Think of it this way:

What would you lose if you sustained a catastrophic head injury? How does that compare to easy, cheap precautions like using a seatbelt and wearing a helmet when you ski or ride a bike? What’s the cost of advanced skin cancer, compared to the minor inconvenience of getting regular checkups to make sure you don’t have it?  

Put another way, what do you lose by taking a preventative measure compared to the risk of not doing it?

The takeaway: The benefits of exercise are similarly asymmetrical. Helping your clients build strength in the basic movement patterns, and encouraging them to move more on their own, produce outsized benefits, at a reasonable cost, compared to the risk of losing functional abilities as they get older.  

Go deeper: We tackled the benefits of the basics in two recent articles:

--> Functional Training for Older Clients

--> Four Movement Patterns Your Clients Need to Master, at Every Age
4. What the best trainers know - Lou Schuler

The first time I met a personal trainer, he stuck his butt in my face. Weird story, but absolutely true. Jump forward 30 years, and I make my living working with, and writing for, personal trainers. Best gig I’ve ever had.

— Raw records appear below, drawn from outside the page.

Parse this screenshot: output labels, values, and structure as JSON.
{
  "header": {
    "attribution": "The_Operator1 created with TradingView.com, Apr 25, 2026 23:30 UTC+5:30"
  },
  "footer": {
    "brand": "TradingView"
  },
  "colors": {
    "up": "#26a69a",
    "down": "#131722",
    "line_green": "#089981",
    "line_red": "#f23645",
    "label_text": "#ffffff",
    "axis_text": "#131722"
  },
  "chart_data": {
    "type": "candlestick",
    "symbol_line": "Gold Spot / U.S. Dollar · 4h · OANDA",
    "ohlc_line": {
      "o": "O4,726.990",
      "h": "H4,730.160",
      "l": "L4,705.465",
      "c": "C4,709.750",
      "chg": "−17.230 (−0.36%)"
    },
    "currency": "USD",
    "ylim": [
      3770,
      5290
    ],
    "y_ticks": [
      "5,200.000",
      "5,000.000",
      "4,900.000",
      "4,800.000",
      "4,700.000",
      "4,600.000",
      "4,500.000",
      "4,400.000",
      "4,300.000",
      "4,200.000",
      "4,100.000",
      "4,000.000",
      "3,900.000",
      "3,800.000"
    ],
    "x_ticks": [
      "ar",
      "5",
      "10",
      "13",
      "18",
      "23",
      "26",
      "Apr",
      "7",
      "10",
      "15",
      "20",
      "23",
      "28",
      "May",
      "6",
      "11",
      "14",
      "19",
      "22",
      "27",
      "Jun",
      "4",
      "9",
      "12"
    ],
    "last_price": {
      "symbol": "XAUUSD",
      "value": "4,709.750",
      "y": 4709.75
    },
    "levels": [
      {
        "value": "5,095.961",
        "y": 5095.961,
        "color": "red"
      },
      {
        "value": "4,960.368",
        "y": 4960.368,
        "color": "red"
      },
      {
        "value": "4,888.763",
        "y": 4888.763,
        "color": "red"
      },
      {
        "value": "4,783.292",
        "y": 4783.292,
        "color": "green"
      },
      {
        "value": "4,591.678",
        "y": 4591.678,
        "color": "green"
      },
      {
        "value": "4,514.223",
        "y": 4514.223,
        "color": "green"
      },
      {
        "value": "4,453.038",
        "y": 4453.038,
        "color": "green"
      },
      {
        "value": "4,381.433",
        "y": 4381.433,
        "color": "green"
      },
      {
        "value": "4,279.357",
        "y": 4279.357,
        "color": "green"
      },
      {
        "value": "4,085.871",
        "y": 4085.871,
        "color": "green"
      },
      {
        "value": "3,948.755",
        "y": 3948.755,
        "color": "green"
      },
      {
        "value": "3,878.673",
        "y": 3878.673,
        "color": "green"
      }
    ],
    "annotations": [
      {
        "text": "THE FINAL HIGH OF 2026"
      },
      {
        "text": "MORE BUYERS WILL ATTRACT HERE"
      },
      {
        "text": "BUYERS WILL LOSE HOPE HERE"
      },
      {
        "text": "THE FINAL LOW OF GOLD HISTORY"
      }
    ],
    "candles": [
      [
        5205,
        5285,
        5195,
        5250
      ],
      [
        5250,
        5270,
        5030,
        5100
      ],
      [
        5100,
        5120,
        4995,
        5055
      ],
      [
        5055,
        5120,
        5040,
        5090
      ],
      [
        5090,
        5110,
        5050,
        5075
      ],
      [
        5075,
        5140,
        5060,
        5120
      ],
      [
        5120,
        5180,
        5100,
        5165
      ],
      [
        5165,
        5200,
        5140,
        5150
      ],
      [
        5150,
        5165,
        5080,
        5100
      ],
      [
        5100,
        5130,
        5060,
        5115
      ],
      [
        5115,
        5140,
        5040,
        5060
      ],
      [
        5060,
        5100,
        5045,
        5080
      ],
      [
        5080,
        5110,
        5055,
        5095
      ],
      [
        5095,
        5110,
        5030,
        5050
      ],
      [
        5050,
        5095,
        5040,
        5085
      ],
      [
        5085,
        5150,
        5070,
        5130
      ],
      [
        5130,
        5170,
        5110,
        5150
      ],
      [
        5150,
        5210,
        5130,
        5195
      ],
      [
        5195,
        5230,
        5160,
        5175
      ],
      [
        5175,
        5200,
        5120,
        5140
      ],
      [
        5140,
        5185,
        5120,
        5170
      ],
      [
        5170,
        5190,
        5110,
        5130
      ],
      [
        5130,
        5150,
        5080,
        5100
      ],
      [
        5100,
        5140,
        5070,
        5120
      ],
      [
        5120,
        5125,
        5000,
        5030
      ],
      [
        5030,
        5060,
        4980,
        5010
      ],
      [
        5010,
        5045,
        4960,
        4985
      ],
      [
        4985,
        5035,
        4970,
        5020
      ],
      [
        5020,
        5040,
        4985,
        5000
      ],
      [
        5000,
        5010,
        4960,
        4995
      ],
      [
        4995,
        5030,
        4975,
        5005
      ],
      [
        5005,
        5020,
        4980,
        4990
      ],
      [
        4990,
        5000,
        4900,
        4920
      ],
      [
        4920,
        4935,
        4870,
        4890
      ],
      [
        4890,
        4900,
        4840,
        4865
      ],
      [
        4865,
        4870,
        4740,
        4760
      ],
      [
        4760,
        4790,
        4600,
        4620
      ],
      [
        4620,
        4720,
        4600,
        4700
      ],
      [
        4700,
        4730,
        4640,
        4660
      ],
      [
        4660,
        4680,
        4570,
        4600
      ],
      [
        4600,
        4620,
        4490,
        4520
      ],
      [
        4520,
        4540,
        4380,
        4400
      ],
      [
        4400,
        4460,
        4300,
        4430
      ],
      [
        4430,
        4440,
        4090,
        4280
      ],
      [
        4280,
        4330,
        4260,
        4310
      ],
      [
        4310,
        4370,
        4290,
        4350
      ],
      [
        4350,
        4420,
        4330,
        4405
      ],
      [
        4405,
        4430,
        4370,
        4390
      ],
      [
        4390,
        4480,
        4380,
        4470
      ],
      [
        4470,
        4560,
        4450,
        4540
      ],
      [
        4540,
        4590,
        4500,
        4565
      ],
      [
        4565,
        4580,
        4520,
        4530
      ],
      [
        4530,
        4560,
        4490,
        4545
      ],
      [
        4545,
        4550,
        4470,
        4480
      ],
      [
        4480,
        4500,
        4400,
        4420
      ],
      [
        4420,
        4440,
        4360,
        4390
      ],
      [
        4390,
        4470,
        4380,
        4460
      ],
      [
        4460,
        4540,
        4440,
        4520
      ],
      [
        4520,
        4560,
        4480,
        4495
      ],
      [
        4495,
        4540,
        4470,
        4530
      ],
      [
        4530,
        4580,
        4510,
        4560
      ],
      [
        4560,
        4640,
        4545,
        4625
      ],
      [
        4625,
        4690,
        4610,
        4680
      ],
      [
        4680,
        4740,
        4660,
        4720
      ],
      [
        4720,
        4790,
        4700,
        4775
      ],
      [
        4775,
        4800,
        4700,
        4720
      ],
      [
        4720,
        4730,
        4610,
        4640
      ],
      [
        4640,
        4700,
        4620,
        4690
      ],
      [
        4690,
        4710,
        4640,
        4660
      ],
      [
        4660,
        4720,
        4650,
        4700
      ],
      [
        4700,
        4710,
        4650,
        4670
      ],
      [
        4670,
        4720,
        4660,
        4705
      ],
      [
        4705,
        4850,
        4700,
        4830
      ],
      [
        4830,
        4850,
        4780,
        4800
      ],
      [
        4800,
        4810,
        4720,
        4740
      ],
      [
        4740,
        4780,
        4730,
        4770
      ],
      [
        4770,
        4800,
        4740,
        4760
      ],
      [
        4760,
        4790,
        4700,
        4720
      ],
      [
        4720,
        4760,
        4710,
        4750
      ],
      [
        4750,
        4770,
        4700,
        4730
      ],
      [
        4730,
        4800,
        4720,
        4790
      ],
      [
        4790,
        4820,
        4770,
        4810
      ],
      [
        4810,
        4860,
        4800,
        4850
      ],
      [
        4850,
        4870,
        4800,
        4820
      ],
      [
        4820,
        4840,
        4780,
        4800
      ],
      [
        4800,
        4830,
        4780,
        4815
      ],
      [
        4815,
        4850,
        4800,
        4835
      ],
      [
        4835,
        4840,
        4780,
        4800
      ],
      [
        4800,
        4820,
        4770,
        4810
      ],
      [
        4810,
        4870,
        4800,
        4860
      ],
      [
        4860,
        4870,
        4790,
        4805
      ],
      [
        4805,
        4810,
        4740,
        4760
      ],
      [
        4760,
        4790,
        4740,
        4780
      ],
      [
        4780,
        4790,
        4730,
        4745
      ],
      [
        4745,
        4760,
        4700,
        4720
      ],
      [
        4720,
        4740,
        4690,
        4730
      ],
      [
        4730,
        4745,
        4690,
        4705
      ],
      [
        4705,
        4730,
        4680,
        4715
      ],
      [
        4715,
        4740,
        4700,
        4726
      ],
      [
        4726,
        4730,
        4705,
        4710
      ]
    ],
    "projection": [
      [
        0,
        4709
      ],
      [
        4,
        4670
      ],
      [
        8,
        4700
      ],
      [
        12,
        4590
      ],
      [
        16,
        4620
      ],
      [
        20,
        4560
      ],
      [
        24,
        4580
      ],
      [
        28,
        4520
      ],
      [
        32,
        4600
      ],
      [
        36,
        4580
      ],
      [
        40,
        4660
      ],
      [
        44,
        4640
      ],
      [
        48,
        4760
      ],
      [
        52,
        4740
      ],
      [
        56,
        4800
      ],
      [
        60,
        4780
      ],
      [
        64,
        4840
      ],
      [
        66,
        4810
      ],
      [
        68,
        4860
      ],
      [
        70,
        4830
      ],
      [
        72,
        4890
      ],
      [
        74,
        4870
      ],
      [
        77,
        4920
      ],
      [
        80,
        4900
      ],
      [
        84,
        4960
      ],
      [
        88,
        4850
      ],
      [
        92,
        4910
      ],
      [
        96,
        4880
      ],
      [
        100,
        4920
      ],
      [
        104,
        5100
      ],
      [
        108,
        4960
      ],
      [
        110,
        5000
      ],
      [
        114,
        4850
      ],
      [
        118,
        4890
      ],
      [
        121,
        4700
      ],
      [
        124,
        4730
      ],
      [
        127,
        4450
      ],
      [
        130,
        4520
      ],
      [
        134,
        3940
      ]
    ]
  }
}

This new article was a rare opportunity to share what I’ve learned at the PTDC with a non-PTDC audience (Bodybuilding (dot) com). It features hard-earned insights about personal training from Meghan Callaway, Ethan Benda, Kevin Mullins, Danny King, Chad Landers, Lisa Simone Richards, Brittany Byrd, and Dean Somerset.

My favorite tip, though, applies to everyone and to every aspect of life:

"It's important not to beat yourself up too much when you make mistakes," Melody Schoenfeld told me. "I can tell you from experience that it's a waste of time and energy. Everything I've done up to now, even the f***-ups, has gotten me to where I am."